Notre Dame en proie aux flammes, éternelle reste son âme

, par La Rédaction du Taurillon

Notre Dame en proie aux flammes, éternelle reste son âme

Hier soir, aux alentours de 19h, la cathédrale Notre-Dame de Paris a été victime d’un terrible incendie qui a ravagé une grande partie de sa structure. Sa charpente du XIIIème siècle consumée, sa flèche qui culminait à 93 mètres de haut depuis 1860 effondrée, et avec elle le tout Paris. Plus de 400 sapeurs-pompiers étaient mobilisés pour tenter de venir à bout de ce gigantesque brasier et sauver ce qui pouvait encore l’être.

Monument parmi les plus visités d’Europe et inscrite au patrimoine mondial de l’humanité, Notre-Dame de Paris n’est pas seulement un symbole chrétien. Elle fut par exemple vandalisée et rebaptisée “Temple de la raison” lors de la Révolution Française, on y célébra aussi la Libération de Paris à la fin de la Seconde Guerre mondiale.

Sur les réseaux sociaux, les photos publiées instantanément, les vidéos en direct, le hashtag #NotreDame, les réactions en France, les réactions en Europe, et au-delà. Le choc, l’incompréhension, l’humilité. La recherche d’un refuge, dans les mots de Victor Hugo, dans les dessins du Bossu de Notre-Dame, dans les souvenirs que chacune et chacun a de ce monument, de cette grande Dame. Celui d’une balade parisienne, d’une visite en famille, d’un détour par l’Île de la Cité. En l’espace de quelques minutes hier, vers 19h30, nous nous sommes tous retrouvés face à l’impuissance, dévastés de voir le coeur de Paris en proie aux flammes.

Hier soir, les messages de solidarité et de soutien pour la France, pour la ville de Paris et la Cathédrale Notre-Dame ont été partagés dans des dizaines de langues à travers le continent européen et au-delà.

Ce matin, les Unes des journaux illustrent le désarroi et l’immense tristesse partagés par des millions de citoyens. Ce matin aussi, la recherche des mots justes et pesés pour raconter cet événement qui nous laisse sans voix.

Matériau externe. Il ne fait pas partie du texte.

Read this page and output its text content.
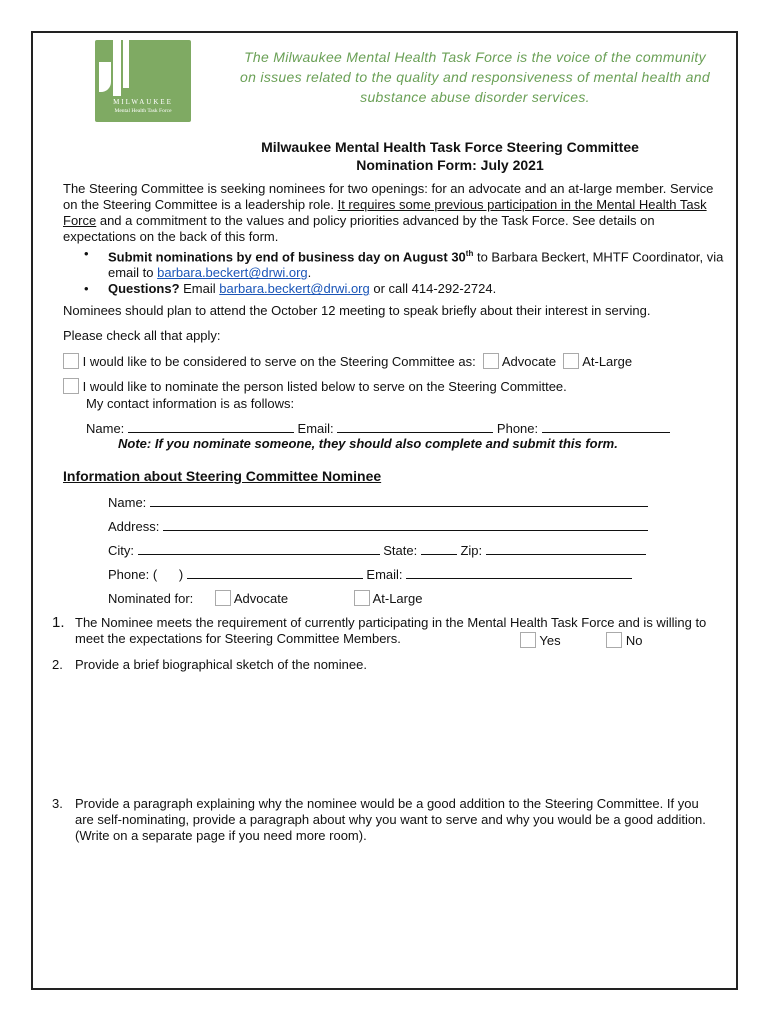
MILWAUKEE
Mental Health Task Force
The Milwaukee Mental Health Task Force is the voice of the community on issues related to the quality and responsiveness of mental health and substance abuse disorder services.
Milwaukee Mental Health Task Force Steering Committee
Nomination Form: July 2021
The Steering Committee is seeking nominees for two openings: for an advocate and an at-large member. Service on the Steering Committee is a leadership role. It requires some previous participation in the Mental Health Task Force and a commitment to the values and policy priorities advanced by the Task Force. See details on expectations on the back of this form.
• Submit nominations by end of business day on August 30th to Barbara Beckert, MHTF Coordinator, via email to barbara.beckert@drwi.org.
• Questions? Email barbara.beckert@drwi.org or call 414-292-2724.
Nominees should plan to attend the October 12 meeting to speak briefly about their interest in serving.
Please check all that apply:
I would like to be considered to serve on the Steering Committee as: Advocate At-Large
I would like to nominate the person listed below to serve on the Steering Committee.
My contact information is as follows:
Name:	Email:	Phone:
Note: If you nominate someone, they should also complete and submit this form.
Information about Steering Committee Nominee
Name:
Address:
City:	State:	Zip:
Phone: ( )	Email:
Nominated for:	Advocate	At-Large
1. The Nominee meets the requirement of currently participating in the Mental Health Task Force and is willing to meet the expectations for Steering Committee Members.	Yes	No
2. Provide a brief biographical sketch of the nominee.
3. Provide a paragraph explaining why the nominee would be a good addition to the Steering Committee. If you are self-nominating, provide a paragraph about why you want to serve and why you would be a good addition. (Write on a separate page if you need more room).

Finalement, nous vous laissons avec ces quelques phrases de Victor Hugo qui dépeignait si bien cette grandiose cathédrale :

« Tous les yeux s’étaient levés vers le haut de l’église. Ce qu’ils voyaient était extraordinaire. Sur le sommet de la galerie la plus élevée, plus haut que la rosace centrale, il y avait une grande flamme qui montait entre les deux clochers avec des tourbillons d’étincelles, une grande flamme désordonnée et furieuse dont le vent emportait par moments un lambeau dans la fumée. Au-dessous de cette flamme, au-dessous de la sombre balustrade à trèfles de braise, deux gouttières en gueules de monstres vomissaient sans relâche cette pluie ardente qui détachait son ruissellement argenté sur les ténèbres de la façade inférieure. À mesure qu’ils approchaient du sol, les deux jets de plomb liquide s’élargissaient en gerbes, comme l’eau qui jaillit des mille trous de l’arrosoir. Au-dessus de la flamme, les énormes tours, de chacune desquelles on voyait deux faces crues et tranchées, l’une toute noire, l’autre toute rouge, semblaient plus grandes encore de toute l’immensité de l’ombre qu’elles projetaient jusque dans le ciel. Leurs innombrables sculptures de diables et de dragons prenaient un aspect lugubre. La clarté inquiète de la flamme les faisait remuer à l’œil. Il y avait des guivres qui avaient l’air de rire, des gargouilles qu’on croyait entendre japper, des salamandres qui soufflaient dans le feu, des tarasques qui éternuaient dans la fumée. Et parmi ces monstres ainsi réveillés de leur sommeil de pierre par cette flamme, par ce bruit, il y en avait un qui marchait et qu’on voyait de temps en temps passer sur le front ardent du bûcher comme une chauve-souris devant une chandelle. Sans doute ce phare étrange allait éveiller au loin le bûcheron des collines de Bicêtre, épouvanté de voir chanceler sur ses bruyères l’ombre gigantesque des tours de Notre-Dame. » (Extrait de « Notre Dame de Paris », Victor Hugo. 1831)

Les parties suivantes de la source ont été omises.